Love: No question, the musical transformation to electronic beats and catchy synth-pop music on her latest album 1989 confirms she makes a great pop star.

Hate: Her previous country albums always edged on Top 40 pop music anyway, and as a result she heavily tilted Nashville toward its slicker, teen-centric sound of today.

She writes her own songs

Love: Her name appears in the songwriter slot under every song on every one of her five albums, and clearly they’re loaded with her own personal/personality touches.
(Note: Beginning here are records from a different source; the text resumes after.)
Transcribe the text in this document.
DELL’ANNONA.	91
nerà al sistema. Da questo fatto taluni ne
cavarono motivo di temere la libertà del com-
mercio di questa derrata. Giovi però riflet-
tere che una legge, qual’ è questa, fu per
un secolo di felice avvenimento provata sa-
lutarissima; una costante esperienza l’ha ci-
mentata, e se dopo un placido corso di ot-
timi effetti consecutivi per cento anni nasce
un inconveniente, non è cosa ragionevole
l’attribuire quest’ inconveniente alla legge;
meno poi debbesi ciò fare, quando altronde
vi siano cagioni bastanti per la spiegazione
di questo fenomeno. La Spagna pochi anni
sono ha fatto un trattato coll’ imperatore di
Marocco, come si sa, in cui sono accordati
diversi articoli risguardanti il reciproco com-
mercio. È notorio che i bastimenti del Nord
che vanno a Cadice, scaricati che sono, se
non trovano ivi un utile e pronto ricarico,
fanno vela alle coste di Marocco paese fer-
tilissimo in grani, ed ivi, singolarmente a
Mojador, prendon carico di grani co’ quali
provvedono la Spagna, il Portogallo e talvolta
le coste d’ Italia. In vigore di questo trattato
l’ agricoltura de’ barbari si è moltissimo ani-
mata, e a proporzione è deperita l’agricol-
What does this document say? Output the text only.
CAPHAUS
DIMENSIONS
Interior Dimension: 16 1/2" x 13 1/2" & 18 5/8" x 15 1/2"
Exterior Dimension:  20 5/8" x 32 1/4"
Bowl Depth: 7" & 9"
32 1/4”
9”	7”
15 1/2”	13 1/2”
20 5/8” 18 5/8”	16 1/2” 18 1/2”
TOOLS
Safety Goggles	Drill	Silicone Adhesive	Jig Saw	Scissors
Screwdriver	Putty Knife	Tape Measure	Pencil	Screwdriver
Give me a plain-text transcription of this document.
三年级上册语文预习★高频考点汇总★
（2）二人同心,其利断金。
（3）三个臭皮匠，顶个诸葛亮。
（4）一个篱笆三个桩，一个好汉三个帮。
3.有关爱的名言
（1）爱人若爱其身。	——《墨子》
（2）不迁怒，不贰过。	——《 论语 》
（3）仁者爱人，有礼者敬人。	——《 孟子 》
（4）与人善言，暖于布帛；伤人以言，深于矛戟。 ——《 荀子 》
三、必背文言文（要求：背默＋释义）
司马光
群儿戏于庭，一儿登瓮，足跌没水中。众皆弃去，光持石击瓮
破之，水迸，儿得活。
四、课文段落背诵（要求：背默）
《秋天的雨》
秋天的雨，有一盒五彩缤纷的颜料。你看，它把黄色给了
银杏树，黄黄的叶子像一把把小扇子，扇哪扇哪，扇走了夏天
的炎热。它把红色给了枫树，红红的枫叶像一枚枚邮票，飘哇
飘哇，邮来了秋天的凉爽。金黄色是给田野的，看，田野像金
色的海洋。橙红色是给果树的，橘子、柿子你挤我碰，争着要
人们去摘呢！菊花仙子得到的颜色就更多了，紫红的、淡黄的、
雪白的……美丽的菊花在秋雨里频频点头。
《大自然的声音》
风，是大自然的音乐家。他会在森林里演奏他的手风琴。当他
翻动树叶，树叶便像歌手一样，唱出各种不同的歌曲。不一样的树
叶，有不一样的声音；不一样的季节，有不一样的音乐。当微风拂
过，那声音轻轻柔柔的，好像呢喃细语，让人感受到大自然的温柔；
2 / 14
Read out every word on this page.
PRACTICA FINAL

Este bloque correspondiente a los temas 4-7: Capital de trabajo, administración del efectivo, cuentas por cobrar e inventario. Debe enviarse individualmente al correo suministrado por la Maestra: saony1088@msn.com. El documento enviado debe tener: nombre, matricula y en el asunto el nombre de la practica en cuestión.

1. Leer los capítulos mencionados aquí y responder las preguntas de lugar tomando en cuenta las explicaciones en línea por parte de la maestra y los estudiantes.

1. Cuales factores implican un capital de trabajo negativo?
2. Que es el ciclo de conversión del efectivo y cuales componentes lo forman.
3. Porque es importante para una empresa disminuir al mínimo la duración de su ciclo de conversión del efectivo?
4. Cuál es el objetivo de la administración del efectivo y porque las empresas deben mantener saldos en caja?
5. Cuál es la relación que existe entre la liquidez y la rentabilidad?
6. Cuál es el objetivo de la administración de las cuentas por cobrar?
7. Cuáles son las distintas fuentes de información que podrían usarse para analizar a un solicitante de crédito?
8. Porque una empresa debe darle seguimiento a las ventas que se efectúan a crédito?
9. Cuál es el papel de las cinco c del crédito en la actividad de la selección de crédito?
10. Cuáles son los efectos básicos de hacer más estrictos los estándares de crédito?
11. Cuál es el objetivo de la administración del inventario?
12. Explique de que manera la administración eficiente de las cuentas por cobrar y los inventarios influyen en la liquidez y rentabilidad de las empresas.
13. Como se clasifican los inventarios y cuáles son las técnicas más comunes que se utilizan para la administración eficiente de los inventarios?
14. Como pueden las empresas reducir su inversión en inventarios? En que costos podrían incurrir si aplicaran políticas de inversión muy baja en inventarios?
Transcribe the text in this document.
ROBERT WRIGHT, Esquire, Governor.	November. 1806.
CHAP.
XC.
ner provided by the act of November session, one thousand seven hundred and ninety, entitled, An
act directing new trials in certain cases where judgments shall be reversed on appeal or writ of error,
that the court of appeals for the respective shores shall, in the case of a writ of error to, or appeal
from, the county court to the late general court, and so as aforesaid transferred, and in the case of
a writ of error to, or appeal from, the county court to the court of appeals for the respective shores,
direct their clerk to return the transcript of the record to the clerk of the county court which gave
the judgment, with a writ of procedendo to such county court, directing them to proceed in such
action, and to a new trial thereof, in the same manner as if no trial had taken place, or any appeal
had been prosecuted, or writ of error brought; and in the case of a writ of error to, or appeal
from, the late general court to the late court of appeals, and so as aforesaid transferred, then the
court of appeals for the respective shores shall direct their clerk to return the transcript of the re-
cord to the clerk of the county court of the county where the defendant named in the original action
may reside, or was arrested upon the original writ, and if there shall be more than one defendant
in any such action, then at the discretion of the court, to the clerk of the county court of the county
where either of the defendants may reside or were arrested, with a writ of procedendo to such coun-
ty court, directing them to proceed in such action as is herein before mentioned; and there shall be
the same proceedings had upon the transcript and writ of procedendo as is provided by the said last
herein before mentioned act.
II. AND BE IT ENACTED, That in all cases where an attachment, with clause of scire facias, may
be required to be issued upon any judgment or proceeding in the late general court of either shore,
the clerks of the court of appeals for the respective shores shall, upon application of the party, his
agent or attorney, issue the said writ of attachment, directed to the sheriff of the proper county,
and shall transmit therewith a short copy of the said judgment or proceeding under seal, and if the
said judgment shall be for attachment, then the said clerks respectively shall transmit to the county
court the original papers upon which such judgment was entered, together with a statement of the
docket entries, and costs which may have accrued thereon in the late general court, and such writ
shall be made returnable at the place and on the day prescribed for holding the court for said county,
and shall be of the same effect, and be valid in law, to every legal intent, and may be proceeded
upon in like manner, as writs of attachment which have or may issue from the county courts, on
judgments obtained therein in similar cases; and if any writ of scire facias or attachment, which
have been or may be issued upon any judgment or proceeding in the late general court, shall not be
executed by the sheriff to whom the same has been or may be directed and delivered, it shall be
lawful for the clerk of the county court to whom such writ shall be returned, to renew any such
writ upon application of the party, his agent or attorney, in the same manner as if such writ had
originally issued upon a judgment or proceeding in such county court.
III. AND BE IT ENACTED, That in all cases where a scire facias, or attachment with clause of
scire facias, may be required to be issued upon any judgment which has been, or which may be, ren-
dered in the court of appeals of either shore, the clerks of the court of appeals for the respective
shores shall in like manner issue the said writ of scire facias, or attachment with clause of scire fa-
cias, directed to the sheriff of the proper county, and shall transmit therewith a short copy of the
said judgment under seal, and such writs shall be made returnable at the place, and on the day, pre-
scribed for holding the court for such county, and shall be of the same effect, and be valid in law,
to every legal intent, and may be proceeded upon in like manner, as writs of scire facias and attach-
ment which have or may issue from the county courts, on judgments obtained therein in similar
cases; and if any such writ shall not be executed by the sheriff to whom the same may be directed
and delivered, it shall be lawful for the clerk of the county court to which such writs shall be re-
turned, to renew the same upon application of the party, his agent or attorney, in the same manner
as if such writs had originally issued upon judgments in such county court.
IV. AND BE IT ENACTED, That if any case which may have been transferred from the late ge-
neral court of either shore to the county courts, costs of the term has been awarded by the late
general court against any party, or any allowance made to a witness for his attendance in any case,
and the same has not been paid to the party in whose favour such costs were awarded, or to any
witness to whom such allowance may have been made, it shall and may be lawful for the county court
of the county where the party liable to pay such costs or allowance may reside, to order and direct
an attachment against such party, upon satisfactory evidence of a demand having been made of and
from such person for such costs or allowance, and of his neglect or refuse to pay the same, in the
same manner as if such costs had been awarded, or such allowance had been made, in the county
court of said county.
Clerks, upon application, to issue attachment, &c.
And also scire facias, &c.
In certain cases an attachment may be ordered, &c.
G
Hate: She enlists a lot of help from outside co-writers, especially on 1989 with such hitmaking machines as Max Martin and Shellback. Most pop and mainstream country stars today also use co-writers, though — and the ones who seem to get criticized most for it are women.

She sings her own songs

Love: No lip-syncing here. Swift delivers all her vocals live in concert and TV appearances. She also seems to use AutoTune much less than a lot of her peers in pop music.

Hate: She’s no vocal powerhouse and frequently goes off-pitch. This has been repeatedly exposed by viral audio clips of her isolated vocals, especially her duet of “Rhiannon” with Stevie Nicks at the Grammys in 2010.

She seems down-to-earth

Love: Her approachable, girl-next-door persona has led to frequent up-close, one-on-one encounters with fans.

Hate: Her list of true BFFs all seem to be TMZ-worthy celebrities, be it musician boyfriends or supermodel girlfriends.